Coming back to Bhutan, I am still wondering why the Gelephu incident even happened. The lizard is neither endangered nor protected yet the poor caretaker was arrested and slapped Nu.100,000 fine. This case added gravity to the rumor. Under normal circumstance would anybody be arrested for capturing a lizard? Why is everything that is (considered or rumored) priceless suddenly taken care by law? Is law greedy? Is law ignorant? Tokay Gecko didn't make any Bhutanese millionaire but it has generated lots of suspicion and hatred in the society and criminalized a few.

Please let ignorant people around you know that Tokay Gecko won't make them millionaire. Verify my claims with articles in The Bangkok Post and Global Voice, the only two authentic site that cared to report on the lizard. All the other sites are fake, created just to launch the rumor.

13 January 2014

Rubber Forest

Gelephu is a whole new world for me. Born in the north I am up against many warm adventures in the south. I am making heavy use of Sundays that I have to myself and family because weekdays are insanely tight. I wish I had good reception of 3G connection at night to write down all the first hand southern experiences.

The following is the picture of the woods across the Gelephu High School campus. It's two acres of Rubber trees. I joined my friends during the lunch break to explore the woods and extract rubber. Kids were playing with rubber balls they made from the trees. I took a knife along to try out the cutting skill we learnt in high school geography.

Rubber Forest
The trees were laden with milky saps, just a small cut and it comes oozing out. It soon turns into rubber. Gelephu High School had the intention of adopting the trees and harvesting the rubber. They had called Indian experts for advice and found out that each tree could give them at least Nu.1500 a month. This could have made the school self reliant but the idea didn't sell well with NEC for whatever reason- so I learnt.
Oozing Milk
Raw Rubber Balls kids made


Looking at how children have exploited the trees, each tree carries hundreds ugly scars, the trees may not remain harvestable very soon. The question is why are these trees planted if they are not harvested? And even bigger question: If rubber trees grow in our country why haven't we invested in it?

For now, Gelephu High school uses that forest as assembly ground during the hot summers as natural air conditioner.

09 January 2014

The First Bhutanese Nepali Movie- Made in Gelephu

My daughter has been watching the first (and perhaps the only) Bhutanese Nepali movies for quite some time, and as always she watched it over and over until she could repeat every dialogue and hum every music in it. When we were travelling south last weekend she slept till Tsirang and when she woke up she was upset, she wanted to go back.
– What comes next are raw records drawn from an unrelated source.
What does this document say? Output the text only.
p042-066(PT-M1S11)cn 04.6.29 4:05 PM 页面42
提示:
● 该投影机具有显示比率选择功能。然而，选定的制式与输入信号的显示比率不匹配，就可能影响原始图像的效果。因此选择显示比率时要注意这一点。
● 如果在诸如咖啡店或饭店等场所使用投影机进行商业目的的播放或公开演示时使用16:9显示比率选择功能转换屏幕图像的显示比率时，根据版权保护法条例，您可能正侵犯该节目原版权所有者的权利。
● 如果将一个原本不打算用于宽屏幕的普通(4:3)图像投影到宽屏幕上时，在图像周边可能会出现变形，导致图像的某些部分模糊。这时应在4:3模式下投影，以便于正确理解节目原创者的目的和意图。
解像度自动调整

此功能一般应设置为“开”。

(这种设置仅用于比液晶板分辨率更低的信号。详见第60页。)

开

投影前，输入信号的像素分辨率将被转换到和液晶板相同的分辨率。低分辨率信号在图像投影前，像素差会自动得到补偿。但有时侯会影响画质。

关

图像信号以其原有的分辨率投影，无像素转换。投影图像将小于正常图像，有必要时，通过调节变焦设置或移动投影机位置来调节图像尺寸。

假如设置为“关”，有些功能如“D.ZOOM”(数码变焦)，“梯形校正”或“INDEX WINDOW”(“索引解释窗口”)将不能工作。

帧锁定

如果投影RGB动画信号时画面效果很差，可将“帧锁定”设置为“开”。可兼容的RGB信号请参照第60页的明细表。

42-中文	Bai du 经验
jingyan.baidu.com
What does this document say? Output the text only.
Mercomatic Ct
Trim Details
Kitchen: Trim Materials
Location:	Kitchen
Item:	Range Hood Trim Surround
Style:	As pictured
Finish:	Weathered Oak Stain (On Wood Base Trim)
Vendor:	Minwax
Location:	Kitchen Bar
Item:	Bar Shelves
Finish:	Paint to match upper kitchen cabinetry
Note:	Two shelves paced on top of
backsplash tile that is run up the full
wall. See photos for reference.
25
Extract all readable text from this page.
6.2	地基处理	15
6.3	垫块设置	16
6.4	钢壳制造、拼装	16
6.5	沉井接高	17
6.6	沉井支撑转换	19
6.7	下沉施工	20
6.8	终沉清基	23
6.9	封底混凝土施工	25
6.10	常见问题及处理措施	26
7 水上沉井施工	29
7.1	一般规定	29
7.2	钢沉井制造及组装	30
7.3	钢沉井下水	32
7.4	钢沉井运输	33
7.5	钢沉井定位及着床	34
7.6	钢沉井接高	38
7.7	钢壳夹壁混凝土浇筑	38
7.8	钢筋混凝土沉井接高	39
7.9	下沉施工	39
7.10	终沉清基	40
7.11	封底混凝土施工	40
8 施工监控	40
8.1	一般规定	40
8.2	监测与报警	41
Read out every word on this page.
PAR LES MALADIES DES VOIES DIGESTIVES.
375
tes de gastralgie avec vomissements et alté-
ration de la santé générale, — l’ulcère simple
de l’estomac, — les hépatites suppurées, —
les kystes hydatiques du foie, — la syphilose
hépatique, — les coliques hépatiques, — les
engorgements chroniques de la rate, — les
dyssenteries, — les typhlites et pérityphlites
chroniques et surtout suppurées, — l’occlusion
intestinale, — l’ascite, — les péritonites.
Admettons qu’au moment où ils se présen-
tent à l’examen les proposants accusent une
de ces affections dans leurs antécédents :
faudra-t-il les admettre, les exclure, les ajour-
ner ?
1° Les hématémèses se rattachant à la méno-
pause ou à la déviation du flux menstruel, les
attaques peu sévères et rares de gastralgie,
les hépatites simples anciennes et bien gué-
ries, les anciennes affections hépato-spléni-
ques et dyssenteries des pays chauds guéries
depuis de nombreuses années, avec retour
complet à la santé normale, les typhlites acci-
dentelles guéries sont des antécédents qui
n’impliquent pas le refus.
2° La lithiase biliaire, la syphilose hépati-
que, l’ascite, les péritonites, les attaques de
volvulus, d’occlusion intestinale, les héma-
That's when I remembered the movie. I told her that we were going to place where the Nepali movie was made. I promised her that I will show her all the locations she saw in the movie. That conversation excited her and after a while she happily went back to sleep.

It was in Sarpang we stopped for lunch and after we got back in car, she started insisting on going to the house she saw in the movie. Luckily I could recognize the spot where on comical romantic scene was shot, near Jigmeling. I could see the glow on her face as we passed by the place. After that she came back to the same demand of going to the home and the village in the movie... (Anyone knows where it is?)